Les indépendants qui créent une activité ne relevant pas de la liste des professions mentionnées par la loi sont affiliés à la branche des indépendants du régime général :
- à compter du 1er janvier 2018, pour les micro-entrepreneurs,
- à compter du 1er janvier 2019, pour les professionnels libéraux classiques.
Les adhérents à la Cipav ayant créé une activité avant le 1er janvier 2019 mais dont la profession ne fait plus partie du périmètre de la Cipav disposent d’un droit d'option durant cinq ans afin de rejoindre la branche des indépendants du régime général.

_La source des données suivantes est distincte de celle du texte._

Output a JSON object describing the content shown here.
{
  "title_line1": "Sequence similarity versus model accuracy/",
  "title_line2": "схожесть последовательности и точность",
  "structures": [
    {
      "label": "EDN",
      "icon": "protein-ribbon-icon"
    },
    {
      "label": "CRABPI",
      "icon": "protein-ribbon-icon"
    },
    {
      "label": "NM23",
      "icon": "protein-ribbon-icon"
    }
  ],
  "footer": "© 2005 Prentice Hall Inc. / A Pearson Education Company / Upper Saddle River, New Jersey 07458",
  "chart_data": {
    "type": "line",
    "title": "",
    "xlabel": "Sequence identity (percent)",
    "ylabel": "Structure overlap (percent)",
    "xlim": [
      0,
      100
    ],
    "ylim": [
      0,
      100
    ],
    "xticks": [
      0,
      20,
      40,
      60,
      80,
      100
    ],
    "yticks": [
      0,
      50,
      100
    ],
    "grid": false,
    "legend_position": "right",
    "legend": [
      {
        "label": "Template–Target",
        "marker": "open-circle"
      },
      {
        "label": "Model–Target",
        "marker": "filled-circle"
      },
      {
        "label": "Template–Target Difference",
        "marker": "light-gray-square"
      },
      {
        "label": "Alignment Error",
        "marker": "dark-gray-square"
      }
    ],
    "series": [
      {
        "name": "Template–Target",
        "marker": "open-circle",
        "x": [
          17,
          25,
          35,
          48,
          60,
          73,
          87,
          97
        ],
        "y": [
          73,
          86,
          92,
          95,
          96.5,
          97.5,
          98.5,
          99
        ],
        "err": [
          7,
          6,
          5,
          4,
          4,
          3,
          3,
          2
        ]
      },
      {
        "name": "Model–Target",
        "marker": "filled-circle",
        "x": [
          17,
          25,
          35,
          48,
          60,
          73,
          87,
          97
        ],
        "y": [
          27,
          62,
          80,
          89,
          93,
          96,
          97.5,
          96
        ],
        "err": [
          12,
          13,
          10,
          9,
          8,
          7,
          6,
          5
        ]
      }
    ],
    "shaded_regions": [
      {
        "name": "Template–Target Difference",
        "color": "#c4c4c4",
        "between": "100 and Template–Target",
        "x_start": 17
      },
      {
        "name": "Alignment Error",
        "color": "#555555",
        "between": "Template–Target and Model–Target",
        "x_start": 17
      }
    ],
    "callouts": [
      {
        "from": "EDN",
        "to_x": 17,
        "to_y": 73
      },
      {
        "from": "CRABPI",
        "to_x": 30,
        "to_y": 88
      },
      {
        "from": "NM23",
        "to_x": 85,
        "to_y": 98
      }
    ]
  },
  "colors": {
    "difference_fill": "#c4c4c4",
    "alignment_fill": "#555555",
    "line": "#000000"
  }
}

Le décret n°102 du 2 mai 2019 précise les règles de conversion des points Cipav en points du régime complémentaire des indépendants.

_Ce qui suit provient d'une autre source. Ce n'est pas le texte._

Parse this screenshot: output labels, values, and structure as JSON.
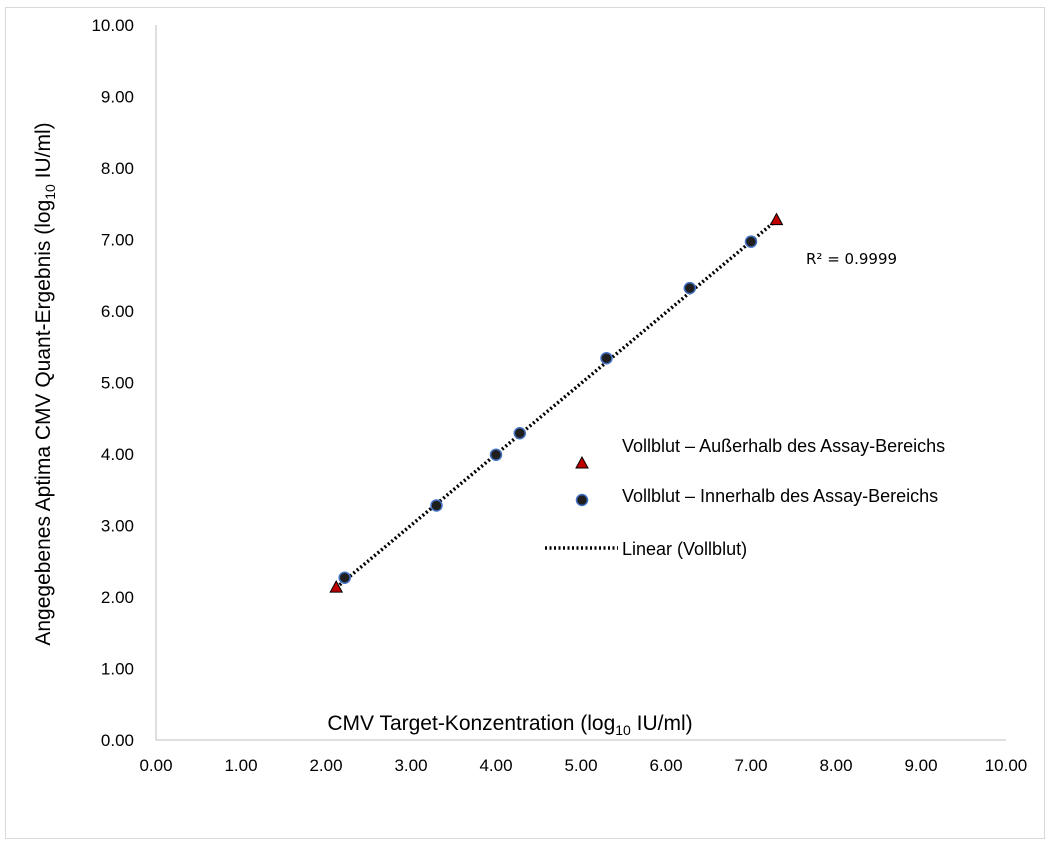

Selon le décret du 2 mai 2019, les professionnels libéraux qui relèvent de la SSI pour leur retraite, soit obligatoirement, soit sur option, peuvent ainsi demander que leur cotisation soit calculée à un taux :
- nul pour la fraction du revenu inférieure ou égale au Pass, ce qui correspond en pratique à une exonération de cotisation ;
- de 14 % sur la seule part du revenu annuel d’activité indépendante compris entre le plafond annuel de la sécurité sociale (Pass) et 4 fois ce plafond.
Ces dispositions sont applicables aux cotisations dues au titre des périodes courant depuis le 1er janvier 2019.
Le chômage
La loi du 5 septembre 2018 pour la liberté de choisir son avenir professionnel a ouvert le droit aux indemnités d’allocation chômage aux travailleurs indépendants.
Cette mesure est en vigueur depuis le 1er novembre 2019.
L'allocation chômage des travailleurs indépendants (ATI) assure un revenu de remplacement versé par Pôle emploi aux indépendants contraints de mettre fin à leur activité en raison d’un redressement ou d’une liquidation judiciaire, au même titre que les salariés privés de leur emploi.
Ainsi, les travailleurs indépendants dont l’activité a cessé peuvent bénéficier de l’allocation des travailleurs indépendants (ATI) de 800 € par mois pendant 6 mois, sous réserve de respecter les conditions suivantes :
- avoir exercé leur activité non salariée pendant 2 ans en continu,
- avoir cessé leur activité pour cause de liquidation ou de redressement judiciaire, être à la recherche effective d'un emploi ;
- justifier au minimum de 10 000 € de revenus perçus au titre de cette activité et disposer de ressources inférieures au montant du revenu de solidarité active (RSA).
L'accès à l'ATI est désormais ouvert aux travailleurs indépendants dont l'entreprise a fait l'objet d'une déclaration de cessation totale et définitive d'activité auprès soit du centre de formalités des entreprises compétent jusqu'au 31 décembre 2022, soit au guichet unique à partir du 1er janvier 2023, lorsque cette activité n'est pas économiquement viable (baisse d'au moins 30 % des revenus déclarés du travailleur indépendant ou du résultat de la société, attestée par un tiers de confiance). La condition de revenu est également assouplie puisque le travailleur indépendant doit justifier, au titre de son activité non salariée, de revenus antérieurs d’activité égaux ou supérieurs à 10 000 € désormais calculés sur l’une des deux dernières années d’activité (et non plus comme avant à 10 000 € par an les 2 années précédentes). Ces dispositions sont applicables à partir du 1er avril 2022 pour les demandes déposées à compter de cette date.
Au-delà de ces conditions spécifiques, les indépendants qui souhaitent bénéficier de l’ATI doivent en plus répondre aux mêmes conditions que ceux qui prétendent à l’ARE, à savoir :
- être apte physiquement à l’exercice d’un emploi ;
- résider sur le territoire national français ;
- ne pas bénéficier d’une retraite à taux plein.